Step 6: Take the square root of the variance to get the standard deviation.

$$s=\sqrt{s^2}=\ \sqrt{164}=12.80$$

Applications of Standard Deviation

Dispersion and standard deviation can be used to determine the scatter of the data. If the variance or standard deviation is large, the data is more scattered. This information is useful when comparing two (or more) datasets to determine which is more (most) variable.

In industry, the standard deviation is widely used for quality control. In large-scale production, certain product characteristics must fall within a defined range that can be accessed by calculating the standard deviation. For example, in the production of nuts and bolts, the variation in their diameters must be small, otherwise, the parts will not fit together.

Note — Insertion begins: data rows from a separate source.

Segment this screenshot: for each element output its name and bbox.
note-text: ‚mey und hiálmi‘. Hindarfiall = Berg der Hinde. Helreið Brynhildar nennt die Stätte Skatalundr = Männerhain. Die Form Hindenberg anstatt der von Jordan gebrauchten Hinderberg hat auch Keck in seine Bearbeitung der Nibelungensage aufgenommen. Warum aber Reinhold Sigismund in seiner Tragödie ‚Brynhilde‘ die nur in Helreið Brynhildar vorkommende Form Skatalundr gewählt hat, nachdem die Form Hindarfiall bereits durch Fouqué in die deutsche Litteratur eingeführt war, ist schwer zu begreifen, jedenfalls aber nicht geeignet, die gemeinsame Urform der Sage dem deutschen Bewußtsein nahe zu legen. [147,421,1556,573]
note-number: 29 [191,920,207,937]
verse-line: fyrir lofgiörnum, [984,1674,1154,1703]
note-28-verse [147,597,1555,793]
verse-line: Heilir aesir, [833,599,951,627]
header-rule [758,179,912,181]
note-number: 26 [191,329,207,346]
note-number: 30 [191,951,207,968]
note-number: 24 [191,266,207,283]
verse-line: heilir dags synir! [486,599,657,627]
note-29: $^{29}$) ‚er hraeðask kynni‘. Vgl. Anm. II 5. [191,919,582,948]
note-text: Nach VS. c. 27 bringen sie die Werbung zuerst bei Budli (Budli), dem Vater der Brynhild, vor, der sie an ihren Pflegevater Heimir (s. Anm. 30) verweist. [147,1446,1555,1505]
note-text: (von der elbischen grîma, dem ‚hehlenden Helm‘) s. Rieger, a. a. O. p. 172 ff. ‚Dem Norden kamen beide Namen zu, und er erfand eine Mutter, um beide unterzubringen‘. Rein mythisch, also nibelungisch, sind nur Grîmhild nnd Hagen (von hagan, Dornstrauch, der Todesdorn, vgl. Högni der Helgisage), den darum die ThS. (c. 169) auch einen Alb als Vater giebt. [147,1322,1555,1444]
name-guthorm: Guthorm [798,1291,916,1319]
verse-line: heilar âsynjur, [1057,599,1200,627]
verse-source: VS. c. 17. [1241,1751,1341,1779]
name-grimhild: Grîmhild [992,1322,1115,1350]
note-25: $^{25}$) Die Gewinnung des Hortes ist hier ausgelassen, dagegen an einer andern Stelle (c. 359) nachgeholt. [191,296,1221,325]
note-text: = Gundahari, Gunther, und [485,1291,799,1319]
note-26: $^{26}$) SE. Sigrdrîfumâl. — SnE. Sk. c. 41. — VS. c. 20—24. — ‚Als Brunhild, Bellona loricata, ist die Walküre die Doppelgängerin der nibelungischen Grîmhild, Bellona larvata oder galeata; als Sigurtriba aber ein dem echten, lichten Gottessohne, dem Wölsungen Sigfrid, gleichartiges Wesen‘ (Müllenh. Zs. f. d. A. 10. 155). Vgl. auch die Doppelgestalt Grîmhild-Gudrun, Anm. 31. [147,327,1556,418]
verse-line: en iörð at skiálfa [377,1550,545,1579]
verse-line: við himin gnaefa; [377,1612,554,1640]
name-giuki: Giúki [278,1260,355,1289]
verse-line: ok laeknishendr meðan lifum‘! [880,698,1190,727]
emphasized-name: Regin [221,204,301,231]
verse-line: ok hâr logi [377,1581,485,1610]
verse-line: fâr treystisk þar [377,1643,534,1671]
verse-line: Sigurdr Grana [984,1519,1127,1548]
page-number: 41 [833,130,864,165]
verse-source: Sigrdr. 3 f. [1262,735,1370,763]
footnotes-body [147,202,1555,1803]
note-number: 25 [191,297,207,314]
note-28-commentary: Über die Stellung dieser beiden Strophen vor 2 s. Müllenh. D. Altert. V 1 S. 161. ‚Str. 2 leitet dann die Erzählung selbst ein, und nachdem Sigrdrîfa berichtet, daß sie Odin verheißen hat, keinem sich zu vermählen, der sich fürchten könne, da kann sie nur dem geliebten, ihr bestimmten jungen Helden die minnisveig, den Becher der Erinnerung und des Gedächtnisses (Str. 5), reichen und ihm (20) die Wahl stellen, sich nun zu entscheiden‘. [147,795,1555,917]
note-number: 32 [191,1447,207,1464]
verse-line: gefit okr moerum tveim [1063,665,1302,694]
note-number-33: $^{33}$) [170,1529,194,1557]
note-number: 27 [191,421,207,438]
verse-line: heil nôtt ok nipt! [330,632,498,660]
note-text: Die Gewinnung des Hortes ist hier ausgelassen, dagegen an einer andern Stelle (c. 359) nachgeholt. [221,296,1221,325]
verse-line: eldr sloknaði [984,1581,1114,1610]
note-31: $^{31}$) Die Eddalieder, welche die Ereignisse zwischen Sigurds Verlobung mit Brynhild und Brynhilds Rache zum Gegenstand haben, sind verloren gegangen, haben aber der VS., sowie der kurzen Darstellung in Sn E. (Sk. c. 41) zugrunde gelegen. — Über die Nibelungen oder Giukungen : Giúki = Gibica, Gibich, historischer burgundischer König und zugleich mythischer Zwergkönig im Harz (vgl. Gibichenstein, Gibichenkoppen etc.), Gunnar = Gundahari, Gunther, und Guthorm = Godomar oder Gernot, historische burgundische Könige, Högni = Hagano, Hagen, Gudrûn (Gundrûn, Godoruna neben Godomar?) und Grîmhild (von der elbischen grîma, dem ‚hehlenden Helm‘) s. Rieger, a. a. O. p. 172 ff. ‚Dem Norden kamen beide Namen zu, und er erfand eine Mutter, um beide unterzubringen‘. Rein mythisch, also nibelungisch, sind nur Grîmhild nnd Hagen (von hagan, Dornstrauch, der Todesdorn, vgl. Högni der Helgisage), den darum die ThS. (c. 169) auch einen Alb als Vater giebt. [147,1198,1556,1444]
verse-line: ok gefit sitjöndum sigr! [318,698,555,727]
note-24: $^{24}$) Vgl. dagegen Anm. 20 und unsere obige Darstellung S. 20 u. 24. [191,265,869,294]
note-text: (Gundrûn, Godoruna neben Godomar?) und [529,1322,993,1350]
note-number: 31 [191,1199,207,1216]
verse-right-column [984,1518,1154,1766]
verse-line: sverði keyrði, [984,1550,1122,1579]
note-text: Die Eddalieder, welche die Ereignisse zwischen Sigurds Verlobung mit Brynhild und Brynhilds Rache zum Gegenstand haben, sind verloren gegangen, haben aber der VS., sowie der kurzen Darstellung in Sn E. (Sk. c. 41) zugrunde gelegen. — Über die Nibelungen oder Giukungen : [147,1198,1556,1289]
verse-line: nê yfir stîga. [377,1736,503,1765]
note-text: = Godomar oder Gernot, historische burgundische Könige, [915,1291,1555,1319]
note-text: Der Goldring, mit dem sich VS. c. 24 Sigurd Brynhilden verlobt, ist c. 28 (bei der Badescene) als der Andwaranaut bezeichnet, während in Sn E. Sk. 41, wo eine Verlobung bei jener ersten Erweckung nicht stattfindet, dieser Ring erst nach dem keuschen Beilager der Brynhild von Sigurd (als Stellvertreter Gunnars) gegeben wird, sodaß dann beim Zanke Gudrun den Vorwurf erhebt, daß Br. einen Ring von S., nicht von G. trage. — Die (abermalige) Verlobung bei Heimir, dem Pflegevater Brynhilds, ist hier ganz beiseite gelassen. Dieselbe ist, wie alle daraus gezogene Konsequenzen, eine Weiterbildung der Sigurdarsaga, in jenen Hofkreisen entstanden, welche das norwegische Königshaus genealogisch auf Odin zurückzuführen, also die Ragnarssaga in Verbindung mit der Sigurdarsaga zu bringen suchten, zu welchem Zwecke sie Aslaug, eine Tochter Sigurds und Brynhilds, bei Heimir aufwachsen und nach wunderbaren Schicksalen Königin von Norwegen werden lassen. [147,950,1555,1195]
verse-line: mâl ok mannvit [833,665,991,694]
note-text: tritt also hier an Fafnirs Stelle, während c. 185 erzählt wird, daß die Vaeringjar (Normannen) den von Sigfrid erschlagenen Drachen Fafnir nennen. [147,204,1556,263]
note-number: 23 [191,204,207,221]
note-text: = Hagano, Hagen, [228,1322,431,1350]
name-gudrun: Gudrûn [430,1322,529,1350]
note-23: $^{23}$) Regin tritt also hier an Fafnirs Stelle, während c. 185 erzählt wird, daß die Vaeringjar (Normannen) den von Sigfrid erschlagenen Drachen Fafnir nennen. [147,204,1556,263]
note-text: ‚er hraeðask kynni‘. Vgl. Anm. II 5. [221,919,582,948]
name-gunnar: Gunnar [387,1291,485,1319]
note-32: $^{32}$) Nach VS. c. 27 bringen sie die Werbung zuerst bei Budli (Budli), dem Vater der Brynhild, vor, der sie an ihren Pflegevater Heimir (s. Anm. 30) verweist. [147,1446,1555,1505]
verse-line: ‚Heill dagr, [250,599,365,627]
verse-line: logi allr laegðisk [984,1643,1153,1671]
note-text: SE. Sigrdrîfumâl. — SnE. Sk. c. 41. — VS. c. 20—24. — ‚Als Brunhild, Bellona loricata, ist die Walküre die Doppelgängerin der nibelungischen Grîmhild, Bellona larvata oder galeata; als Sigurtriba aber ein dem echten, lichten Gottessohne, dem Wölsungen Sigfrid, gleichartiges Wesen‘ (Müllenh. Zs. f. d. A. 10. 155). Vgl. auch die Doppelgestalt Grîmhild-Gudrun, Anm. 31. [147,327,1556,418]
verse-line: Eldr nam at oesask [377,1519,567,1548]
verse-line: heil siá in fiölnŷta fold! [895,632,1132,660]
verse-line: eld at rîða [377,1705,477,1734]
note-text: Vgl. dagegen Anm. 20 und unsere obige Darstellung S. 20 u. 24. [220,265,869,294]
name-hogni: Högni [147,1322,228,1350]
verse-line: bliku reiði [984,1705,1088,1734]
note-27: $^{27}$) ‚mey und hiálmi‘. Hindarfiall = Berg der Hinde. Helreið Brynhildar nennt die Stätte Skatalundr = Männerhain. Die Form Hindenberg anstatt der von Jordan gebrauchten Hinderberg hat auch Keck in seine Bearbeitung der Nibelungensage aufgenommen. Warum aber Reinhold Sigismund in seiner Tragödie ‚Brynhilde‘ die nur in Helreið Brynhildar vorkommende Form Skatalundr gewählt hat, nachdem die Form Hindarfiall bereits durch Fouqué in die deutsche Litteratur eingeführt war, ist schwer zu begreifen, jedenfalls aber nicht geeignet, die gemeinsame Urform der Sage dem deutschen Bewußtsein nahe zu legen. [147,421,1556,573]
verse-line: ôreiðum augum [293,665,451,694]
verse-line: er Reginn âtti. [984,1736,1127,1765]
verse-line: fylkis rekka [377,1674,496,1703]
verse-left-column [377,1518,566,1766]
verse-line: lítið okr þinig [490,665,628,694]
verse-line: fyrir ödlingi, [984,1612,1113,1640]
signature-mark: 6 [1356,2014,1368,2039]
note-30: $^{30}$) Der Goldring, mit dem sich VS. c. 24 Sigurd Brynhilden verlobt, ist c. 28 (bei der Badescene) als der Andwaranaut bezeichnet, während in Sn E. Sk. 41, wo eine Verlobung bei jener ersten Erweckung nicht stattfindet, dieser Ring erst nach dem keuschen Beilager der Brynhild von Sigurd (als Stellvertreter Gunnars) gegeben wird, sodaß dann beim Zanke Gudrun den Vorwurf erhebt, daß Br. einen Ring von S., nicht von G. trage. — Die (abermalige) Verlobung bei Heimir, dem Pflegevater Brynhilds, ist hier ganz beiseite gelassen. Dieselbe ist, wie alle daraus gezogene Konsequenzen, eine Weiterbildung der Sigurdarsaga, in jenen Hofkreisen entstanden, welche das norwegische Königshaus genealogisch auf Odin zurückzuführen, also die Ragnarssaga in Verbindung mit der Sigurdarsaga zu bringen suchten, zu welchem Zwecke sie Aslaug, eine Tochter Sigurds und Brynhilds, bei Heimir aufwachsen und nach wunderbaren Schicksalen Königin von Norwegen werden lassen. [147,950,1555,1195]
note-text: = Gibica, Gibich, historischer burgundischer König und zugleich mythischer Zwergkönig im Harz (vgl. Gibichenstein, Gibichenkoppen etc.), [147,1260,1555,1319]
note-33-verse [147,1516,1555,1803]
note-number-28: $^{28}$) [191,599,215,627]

A standard deviation is used in finance and many other areas to assess risk. In technical analysis, the standard deviation is used to construct Bollinger lines and calculate volatility.

Also, the standard deviation is used in finance as a measure of volatility, and in sociology, it is used in public opinion polls to help calculate uncertainty.

The variance and standard deviation are used to determine the number of data values that fall within a given distribution interval. For example, Chebyshev's theorem shows that for any distribution, at least 75% of the data values will be within 2 standard deviations of the mean.

Let's take a simple example with the climate. Suppose we study the daily temperature of two cities in the same region. One city is on the coast and the other is inland. The average maximum daily temperature in these two cities may be the same. But the standard deviation, that is, the spread of maximum daily temperatures will be greater for the city located on the continent, and the coastal city will have a smaller standard deviation of maximum daily temperatures.

This means that a continental city will have a greater variation in maximum air temperature on any given day of the year than a coastal city. That is, the coastal city will have a milder climate.